Half course for one semester.
Mark Burford, Assistant Professor of Music.
Thursdays, 7:30–9 p.m.
Summer 2013
LBST 510
The Fifties in the U.S.
The course will use a range of secondary texts and primary documents to focus on key events and different disciplinary approaches to the study of this era. While the course will rely heavily on historical analyses, we will also use material from film studies, literary analysis, and sociology to understand this decade. The Fifties were shaped by the Great Depression and World War II and the authors we will read look back at those cataclysmic events. Policies and ideas shaped in the Fifties continue to influence the twenty-first century, and we will pay attention to those historical legacies. Topics include the baby boom and the ideology of the “traditional” American family; the Cold War, and its effects on domestic politics; civil rights battles in the legal and political arenas; medical and public health responses to polio; and the political and economic ramifications of post-war consumer culture. Conference.
Full course for one semester.
Jacqueline Dirks, Cornelia Marvin Pierce Professor of History and Humanities.
Mondays through Thursdays, 4:00-6 p.m., June 17—July 25.
LBST 523
Dante's Divine Comedy
In this course we will study Dante Alighieri’s fourteenth-century masterpiece The Divine Comedy, seeking to understand this ambitious poem both on its own merits and as an index of the major literary, artistic, and intellectual currents of European culture during the High Middle Ages. The Divine Comedy as a whole narrates Dante’s fictional journey through the afterlife, where he witnesses the eternal torments of the damned souls in Hell, the patient endurance of the restless Christian spirits in Purgatory, and the ineffable delights of the blessed in Paradise. As we follow Dante-pilgrim on his journey, we will look specifically at the poetic and narrative strategies that Dante-poet employs in thinking through the changing relationships between language and truth in the separate canticles of the poem, thinking about how an infernal poetics, for example, differs from a paradisiacal one.

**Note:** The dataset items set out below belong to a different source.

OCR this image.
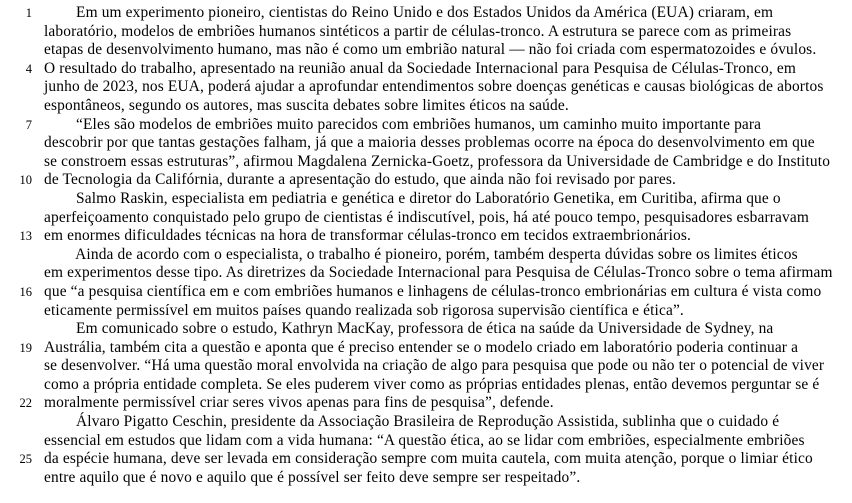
1 Em um experimento pioneiro, cientistas do Reino Unido e dos Estados Unidos da América (EUA) criaram, em
laboratório, modelos de embriões humanos sintéticos a partir de células-tronco. A estrutura se parece com as primeiras
etapas de desenvolvimento humano, mas não é como um embrião natural — não foi criada com espermatozoides e óvulos.
4 O resultado do trabalho, apresentado na reunião anual da Sociedade Internacional para Pesquisa de Células-Tronco, em
junho de 2023, nos EUA, poderá ajudar a aprofundar entendimentos sobre doenças genéticas e causas biológicas de abortos
espontâneos, segundo os autores, mas suscita debates sobre limites éticos na saúde.
7 “Eles são modelos de embriões muito parecidos com embriões humanos, um caminho muito importante para
descobrir por que tantas gestações falham, já que a maioria desses problemas ocorre na época do desenvolvimento em que
se constroem essas estruturas”, afirmou Magdalena Zernicka-Goetz, professora da Universidade de Cambridge e do Instituto
10 de Tecnologia da Califórnia, durante a apresentação do estudo, que ainda não foi revisado por pares.
Salmo Raskin, especialista em pediatria e genética e diretor do Laboratório Genetika, em Curitiba, afirma que o
aperfeiçoamento conquistado pelo grupo de cientistas é indiscutível, pois, há até pouco tempo, pesquisadores esbarravam
13 em enormes dificuldades técnicas na hora de transformar células-tronco em tecidos extraembrionários.
Ainda de acordo com o especialista, o trabalho é pioneiro, porém, também desperta dúvidas sobre os limites éticos
em experimentos desse tipo. As diretrizes da Sociedade Internacional para Pesquisa de Células-Tronco sobre o tema afirmam
16 que “a pesquisa científica em e com embriões humanos e linhagens de células-tronco embrionárias em cultura é vista como
eticamente permissível em muitos países quando realizada sob rigorosa supervisão científica e ética”.
Em comunicado sobre o estudo, Kathryn MacKay, professora de ética na saúde da Universidade de Sydney, na
19 Austrália, também cita a questão e aponta que é preciso entender se o modelo criado em laboratório poderia continuar a
se desenvolver. “Há uma questão moral envolvida na criação de algo para pesquisa que pode ou não ter o potencial de viver
como a própria entidade completa. Se eles puderem viver como as próprias entidades plenas, então devemos perguntar se é
22 moralmente permissível criar seres vivos apenas para fins de pesquisa”, defende.
Álvaro Pigatto Ceschin, presidente da Associação Brasileira de Reprodução Assistida, sublinha que o cuidado é
essencial em estudos que lidam com a vida humana: “A questão ética, ao se lidar com embriões, especialmente embriões
25 da espécie humana, deve ser levada em consideração sempre com muita cautela, com muita atenção, porque o limiar ético
entre aquilo que é novo e aquilo que é possível ser feito deve sempre ser respeitado”.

In light of ongoing debates in Dante studies, we will also focus on the extent to which Dante’s poem enjoins readers to a process of conversion and on the ways on which Dante establishes his own poetic and moral authority as a counterweight to the corruptions of the fourteenth-century Church.

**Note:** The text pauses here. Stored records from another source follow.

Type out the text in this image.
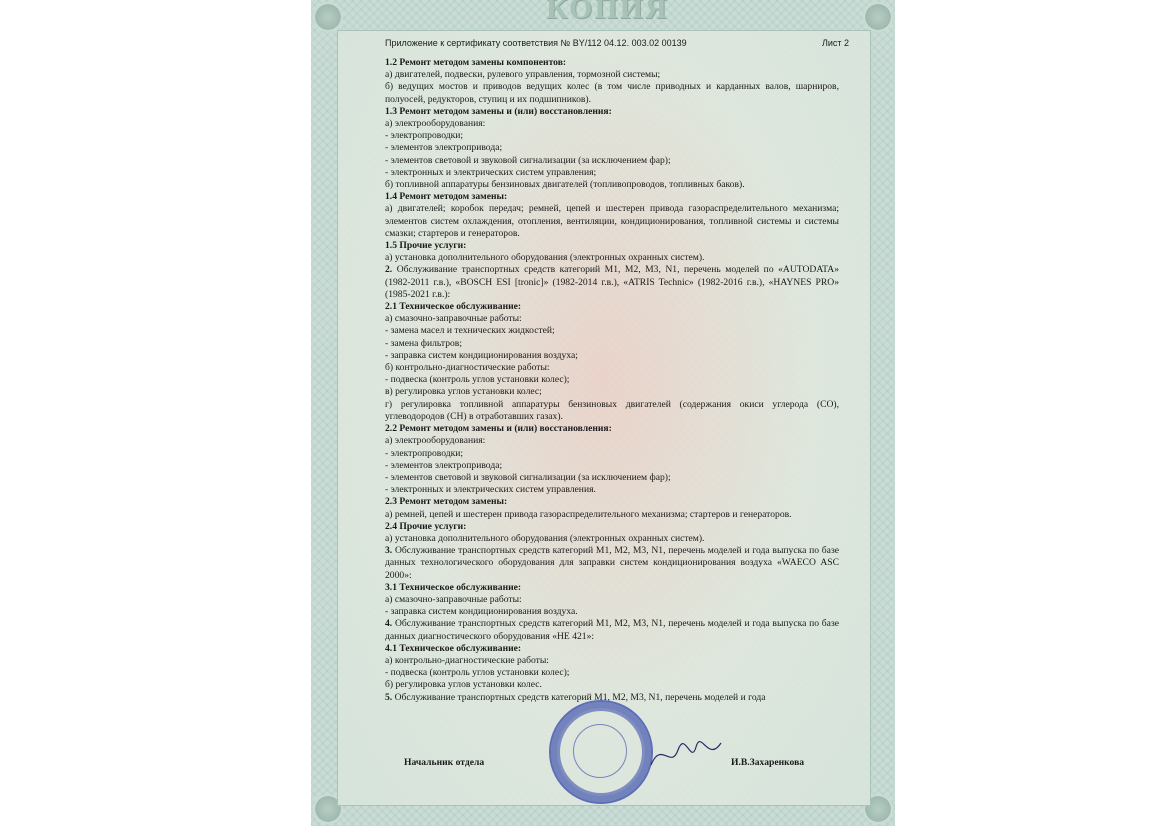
КОПИЯ
Приложение к сертификату соответствия № BY/112 04.12. 003.02 00139	Лист 2

1.2 Ремонт методом замены компонентов:

а) двигателей, подвески, рулевого управления, тормозной системы;

б) ведущих мостов и приводов ведущих колес (в том числе приводных и карданных валов, шарниров, полуосей, редукторов, ступиц и их подшипников).

1.3 Ремонт методом замены и (или) восстановления:

а) электрооборудования:

- электропроводки;

- элементов электропривода;

- элементов световой и звуковой сигнализации (за исключением фар);

- электронных и электрических систем управления;

б) топливной аппаратуры бензиновых двигателей (топливопроводов, топливных баков).

1.4 Ремонт методом замены:

а) двигателей; коробок передач; ремней, цепей и шестерен привода газораспределительного механизма; элементов систем охлаждения, отопления, вентиляции, кондиционирования, топливной системы и системы смазки; стартеров и генераторов.

1.5 Прочие услуги:

а) установка дополнительного оборудования (электронных охранных систем).

2. Обслуживание транспортных средств категорий М1, М2, М3, N1, перечень моделей по «AUTODATA» (1982-2011 г.в.), «BOSCH ESI [tronic]» (1982-2014 г.в.), «ATRIS Technic» (1982-2016 г.в.), «HAYNES PRO» (1985-2021 г.в.):

2.1 Техническое обслуживание:

а) смазочно-заправочные работы:

- замена масел и технических жидкостей;

- замена фильтров;

- заправка систем кондиционирования воздуха;

б) контрольно-диагностические работы:

- подвеска (контроль углов установки колес);

в) регулировка углов установки колес;

г) регулировка топливной аппаратуры бензиновых двигателей (содержания окиси углерода (СО), углеводородов (СН) в отработавших газах).

2.2 Ремонт методом замены и (или) восстановления:

а) электрооборудования:

- электропроводки;

- элементов электропривода;

- элементов световой и звуковой сигнализации (за исключением фар);

- электронных и электрических систем управления.

2.3 Ремонт методом замены:

а) ремней, цепей и шестерен привода газораспределительного механизма; стартеров и генераторов.

2.4 Прочие услуги:

а) установка дополнительного оборудования (электронных охранных систем).

3. Обслуживание транспортных средств категорий М1, М2, М3, N1, перечень моделей и года выпуска по базе данных технологического оборудования для заправки систем кондиционирования воздуха «WAECO ASC 2000»:

3.1 Техническое обслуживание:

а) смазочно-заправочные работы:

- заправка систем кондиционирования воздуха.

4. Обслуживание транспортных средств категорий М1, М2, М3, N1, перечень моделей и года выпуска по базе данных диагностического оборудования «HE 421»:

4.1 Техническое обслуживание:

а) контрольно-диагностические работы:

- подвеска (контроль углов установки колес);

б) регулировка углов установки колес.

5. Обслуживание транспортных средств категорий М1, М2, М3, N1, перечень моделей и года

Начальник отдела	И.В.Захаренкова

This course will be writing-intensive, with frequent short position papers and a term paper. In addition to the Comedy in its entirety, we will also read select passages of Dante’s other works (especially the Vita Nuova), as well as excerpts from the writings of other medieval writers and thinkers: Aquinas, Bonaventure, Bernard of Clairvaux, the stilnovist poets, Guillaume de Lorris, etc. All readings will be in English translation; the Italian text of Dante’s poem will be on the facing page. Conference.
Half course for one semester.
Michael Faletra, Associate Professor of English and Humanities.
Mondays, 6:00-9 p.m., June 17—July 29.